Discussion in 'Trading' started by dgooden, Dec 6, 2002.

  1. dgooden

    dgooden

    I have traded stocks for some time now but only recently have I become interested with TA and system based trading. I am a ILR/statistics student at Cornell and I would like to take a few classes that might help my endeavors in trading. Other than EASYLangugage (I just opened a Tradestation account) are there any computer languages or aspects of programming/math I should study (Visual Basic, C++, Number Theory????)? Moreover, could anyone recommend some good books on trading and trading systems that might spark some profound thoughts? One more, does anyone know of a way(someone told me interactive broker does it??) to input realtime data into excel just to calculate some basic statistical stuff? Help with any of the aforementioned questions would be much appreciated. Sincere Thanks.
    Chase Culeman-Beckman
    my email is Lnkwray@aol.com
     
  2. For a decent starter book you could try:

    "Technical Traders Guide to Computer Analysis of the Futures Market" by Le Beau, Lucas

    It's focus is futures, but the system building and testing guidance applies across markets. Also, covers basic TA concepts if I remember correctly.

    On the Excel data, IB provides for a DDE link into another Windows program, typically Excel. They have info in their user guide on their website and also in their forum. ESignal and others also provide the DDE link. Unfortunately, I don't think Tradestation offers this capability (yet). Even with the DDE link, you need to be fairly good at Excel and VBA to do much beyond basics.

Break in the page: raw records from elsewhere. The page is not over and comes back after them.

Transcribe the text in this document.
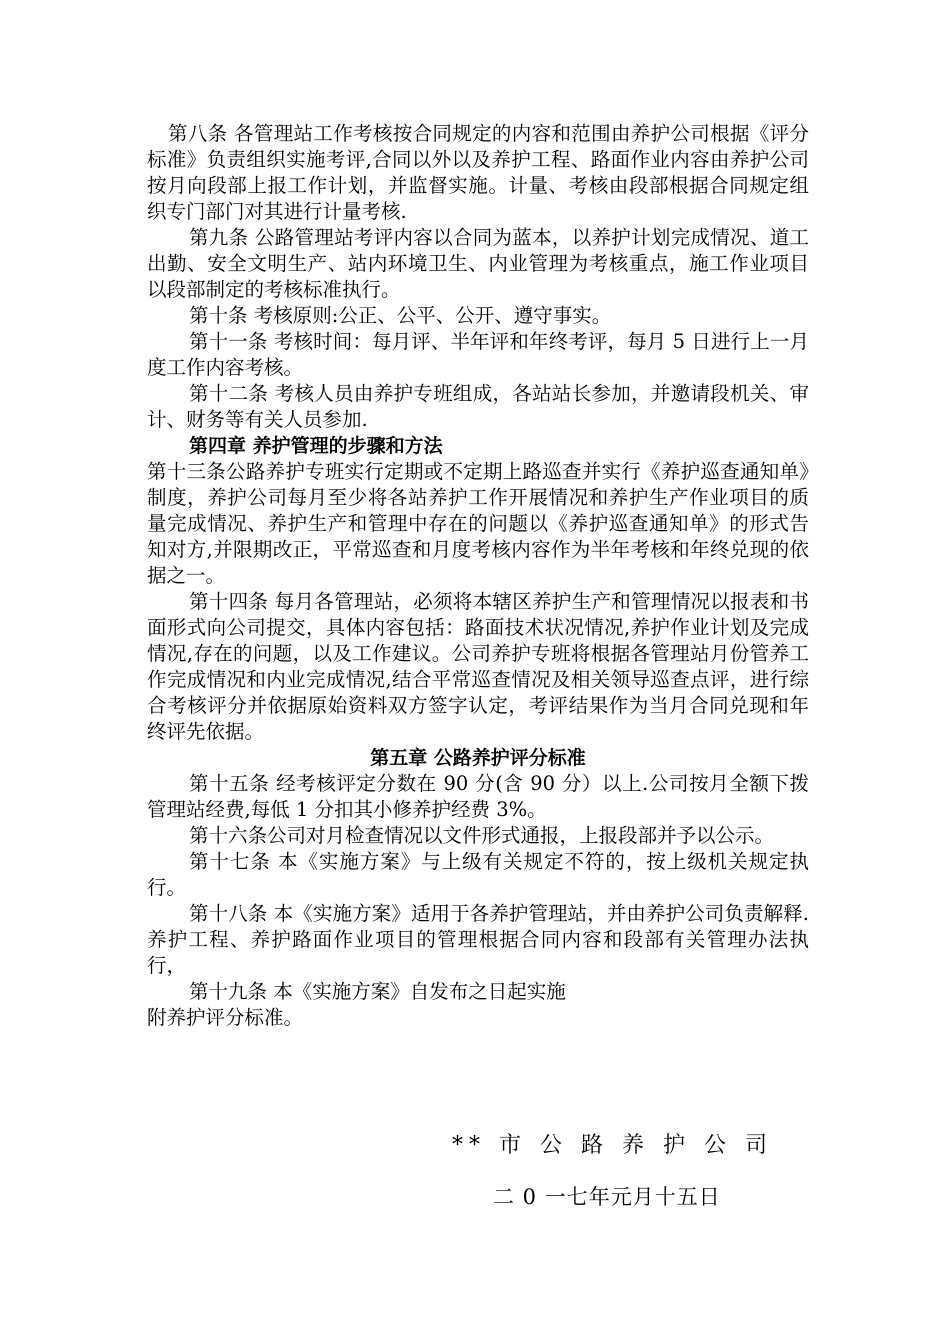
第八条 各管理站工作考核按合同规定的内容和范围由养护公司根据《评分标准》负责组织实施考评,合同以外以及养护工程、路面作业内容由养护公司按月向段部上报工作计划，并监督实施。计量、考核由段部根据合同规定组织专门部门对其进行计量考核.

第九条 公路管理站考评内容以合同为蓝本，以养护计划完成情况、道工出勤、安全文明生产、站内环境卫生、内业管理为考核重点，施工作业项目以段部制定的考核标准执行。

第十条 考核原则:公正、公平、公开、遵守事实。

第十一条 考核时间：每月评、半年评和年终考评，每月 5 日进行上一月度工作内容考核。

第十二条 考核人员由养护专班组成，各站站长参加，并邀请段机关、审计、财务等有关人员参加.

第四章 养护管理的步骤和方法

第十三条公路养护专班实行定期或不定期上路巡查并实行《养护巡查通知单》制度，养护公司每月至少将各站养护工作开展情况和养护生产作业项目的质量完成情况、养护生产和管理中存在的问题以《养护巡查通知单》的形式告知对方,并限期改正，平常巡查和月度考核内容作为半年考核和年终兑现的依据之一。

第十四条 每月各管理站，必须将本辖区养护生产和管理情况以报表和书面形式向公司提交，具体内容包括：路面技术状况情况,养护作业计划及完成情况,存在的问题，以及工作建议。公司养护专班将根据各管理站月份管养工作完成情况和内业完成情况,结合平常巡查情况及相关领导巡查点评，进行综合考核评分并依据原始资料双方签字认定，考评结果作为当月合同兑现和年终评先依据。

第五章 公路养护评分标准

第十五条 经考核评定分数在 90 分(含 90 分）以上.公司按月全额下拨管理站经费,每低 1 分扣其小修养护经费 3%。

第十六条公司对月检查情况以文件形式通报，上报段部并予以公示。

第十七条 本《实施方案》与上级有关规定不符的，按上级机关规定执行。

第十八条 本《实施方案》适用于各养护管理站，并由养护公司负责解释.养护工程、养护路面作业项目的管理根据合同内容和段部有关管理办法执行，

第十九条 本《实施方案》自发布之日起实施

附养护评分标准。

** 市 公 路 养 护 公 司
二 0 一七年元月十五日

    This site is pretty good for ideas, getting questions answered, etc., if you can wade through a lot of 'stuff' first.

    Good luck.
     
  3. dgooden

    dgooden

    thanks alot that will take me some time to pursue.
    Chase
     

  4. Stupid question, but I was wondering about the origination of your Elite Trader handle "dgooden".

    Does it have anything to do with Drew Gooden???? Like I said, stupid question.
     
  5. I might be biased due to my academic background, but I would strongly recommend you take some graduate level econometics along with the stats (also grad level) you might have taken already. As for the languages, besides the ones you listed, I'd say a command of an econometrics package like SAS or TSP or STATA would be good for testing stuff. I use TSP, VB, and R/SPlus for smaller projects and SAS if smth big comes up b/c it seems to handle big datasets the best.
    Also, on top of (or instead of) getting real time data (which restricts your data set somewhat b/c you don't wanna wait forever to gather data), you can contact the finance department at the school of business there. I'm 100% certain as school as good as theirs would have NYSE TAQ (intraday transactions and quotes) dataset for at least 5-8 years. All trades and quotes for all stocks on US exchanges. One year is like 120 CDs or so. It's expensive to buy for nonacademic use, but I'm sure they'll let you use theirs if you ask the right people... (Besides, they probably have it on the server anyway so you just have to get permission to access it). That way you can test your stuff using some random periods and use other periods for out of sample tests etc.
    Good Luck.
     
  6. nkhoi

    nkhoi

    your school should also has all system books you want beside you can do inter-school library loan.
     
  7. dgooden

    dgooden

    when you say sysyem books do you mean books dedicated entirely to trading systems? just wondering because I have found only one of those in schools libraries. thanks.